How Can I Help Teens Who Are Victims of Cyberbullying?

Mary E. Muscari, PhD, CPNP, APRN-BC

Disclosures

October 25, 2010

In This Article

Interventions for Cyberbullying

Clinicians play an important role in the identification, management, and prevention of cyberbullying. Clinicians can[17,18,19,20]:

  • Develop awareness of the various types of communications tools used by their young patients.

  • Assess for cyberbullying during routine wellness exams and when youths demonstrate signs of victimization. Since they may not even be aware that they are being victimized, clinicians can ask questions such as, "Has anyone use the computer, telephone, or other device to upset you?" or "In what ways are you bothered by text messages, emails, or other electronic forms of communications?"

  • Determine how the cyberbullying is affecting the youth and validate her feelings.

  • As you would with all teens, assess for sexual preference and how this fits into their self-image, and assess for depression and suicidal ideation. If suicidal ideation is present, conduct a lethality assessment and refer as appropriate. Empower youths to handle cyberbullies. Because bully motives vary, there isn't a single way to deal with all cyberbullies. However, clinicians can encourage youths to delete unwanted or unidentifiable emails without reading them, not respond to instant messages or text messages from bullies, and report the problem to their parents or teachers.

  • Foster strong self-esteem and social skills to better enable victims to ward off the effects of cyberbullying.

  • Encourage parents to be supportive during this difficult time. Additional support for the child and family can come from clergy, school counselors, or individual therapists.
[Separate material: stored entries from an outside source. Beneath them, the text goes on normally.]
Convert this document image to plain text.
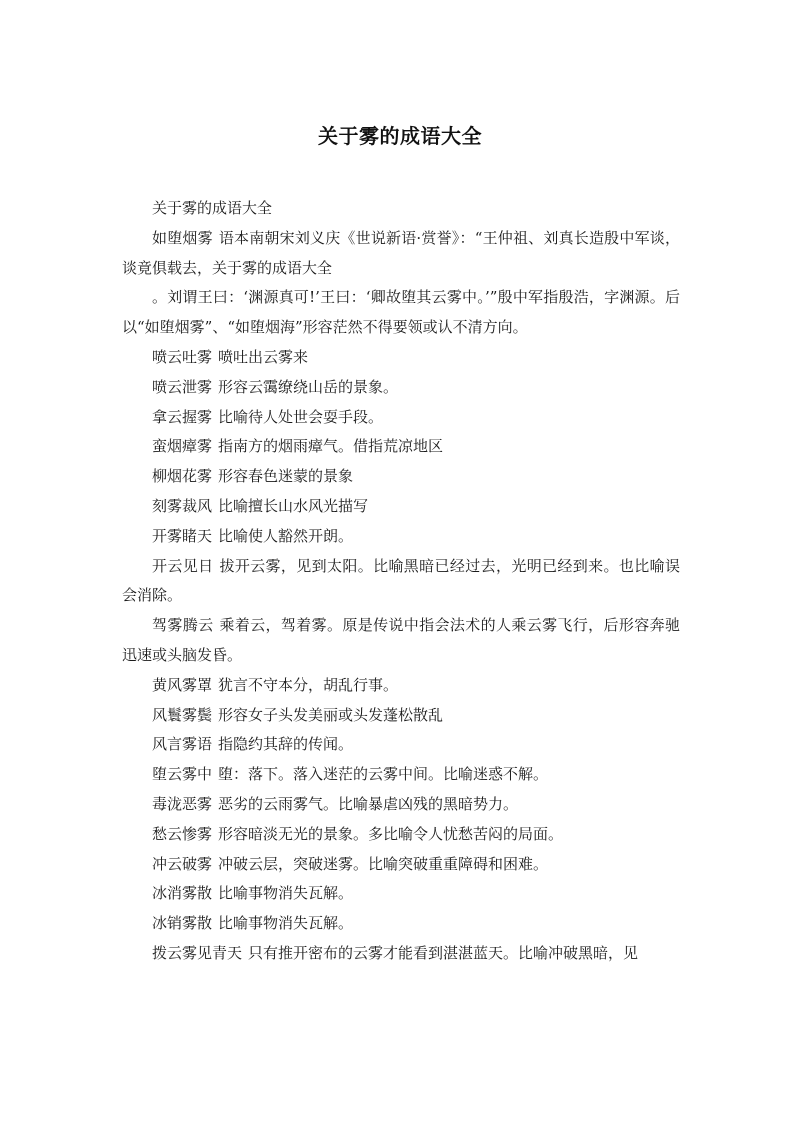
关于雾的成语大全

关于雾的成语大全

如堕烟雾 语本南朝宋刘义庆《世说新语·赏誉》：“王仲祖、刘真长造殷中军谈，谈竟俱载去，关于雾的成语大全

。刘谓王曰：‘渊源真可!’王曰：‘卿故堕其云雾中。’”殷中军指殷浩，字渊源。后以“如堕烟雾”、“如堕烟海”形容茫然不得要领或认不清方向。

喷云吐雾 喷吐出云雾来

喷云泄雾 形容云霭缭绕山岳的景象。

拿云握雾 比喻待人处世会耍手段。

蛮烟瘴雾 指南方的烟雨瘴气。借指荒凉地区

柳烟花雾 形容春色迷蒙的景象

刻雾裁风 比喻擅长山水风光描写

开雾睹天 比喻使人豁然开朗。

开云见日 拔开云雾，见到太阳。比喻黑暗已经过去，光明已经到来。也比喻误会消除。

驾雾腾云 乘着云，驾着雾。原是传说中指会法术的人乘云雾飞行，后形容奔驰迅速或头脑发昏。

黄风雾罩 犹言不守本分，胡乱行事。

风鬟雾鬓 形容女子头发美丽或头发蓬松散乱

风言雾语 指隐约其辞的传闻。

堕云雾中 堕：落下。落入迷茫的云雾中间。比喻迷惑不解。

毒泷恶雾 恶劣的云雨雾气。比喻暴虐凶残的黑暗势力。

愁云惨雾 形容暗淡无光的景象。多比喻令人忧愁苦闷的局面。

冲云破雾 冲破云层，突破迷雾。比喻突破重重障碍和困难。

冰消雾散 比喻事物消失瓦解。

冰销雾散 比喻事物消失瓦解。

拨云雾见青天 只有推开密布的云雾才能看到湛湛蓝天。比喻冲破黑暗，见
  • Encourage parents to stay informed: know what their children are doing and who they are communicating with. Parents need to talk with their children and keep the lines of communication open so that their children will feel comfortable telling them if they are experiencing cyberbullying. Persuade the bullying victim's parents to keep a log of the malicious activity. If their child is intentionally harmed by a peer, the parents may have an avenue for civil action against the parents of the offending youth in some jurisdictions. Threats and stalking behaviors may also warrant criminal action. Should threats be made to the child or personal information be posted on the Internet, parents should take immediate action and contact law enforcement.
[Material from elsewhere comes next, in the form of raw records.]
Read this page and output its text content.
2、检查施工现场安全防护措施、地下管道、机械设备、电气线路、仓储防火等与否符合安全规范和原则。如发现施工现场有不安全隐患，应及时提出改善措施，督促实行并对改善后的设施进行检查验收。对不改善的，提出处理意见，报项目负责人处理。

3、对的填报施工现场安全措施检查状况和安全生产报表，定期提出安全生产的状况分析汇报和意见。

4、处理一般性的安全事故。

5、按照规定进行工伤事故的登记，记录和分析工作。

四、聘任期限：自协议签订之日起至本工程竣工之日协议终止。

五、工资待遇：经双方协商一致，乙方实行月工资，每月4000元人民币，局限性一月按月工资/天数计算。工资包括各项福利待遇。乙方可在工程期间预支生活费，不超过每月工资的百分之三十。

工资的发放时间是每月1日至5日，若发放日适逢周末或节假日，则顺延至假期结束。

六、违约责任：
  • Encourage parents to get involved in their children's virtual world:

    • Establish ground rules. Children should be courteous in both face-to-face and cyberspace interactions.

    • Keep computers and other interactive technical devices within view. It may also be helpful to keep cell phones out of bedrooms at night (something that may also improve sleep patterns by reducing midnight text-messaging, bully-related or not.)

    • Make sure their school has an Internet safety program in place.

    • Model appropriate behavior when using technology and in face-to-face interactions.

    • Use filtering or blocking software but be aware that tech-savvy children can easily get around them.

  • Realize that cyberbullying often becomes a 2-way street. Discourage children from retaliating by becoming bullies themselves.

Finally, clinicians can become activists and advocate for anticyberbullying, healthy socialization, and conflict resolution measures in schools. Many of the resources and some of the references noted in this article can provide additional information to work with school systems to minimize cyberbullying and its effects.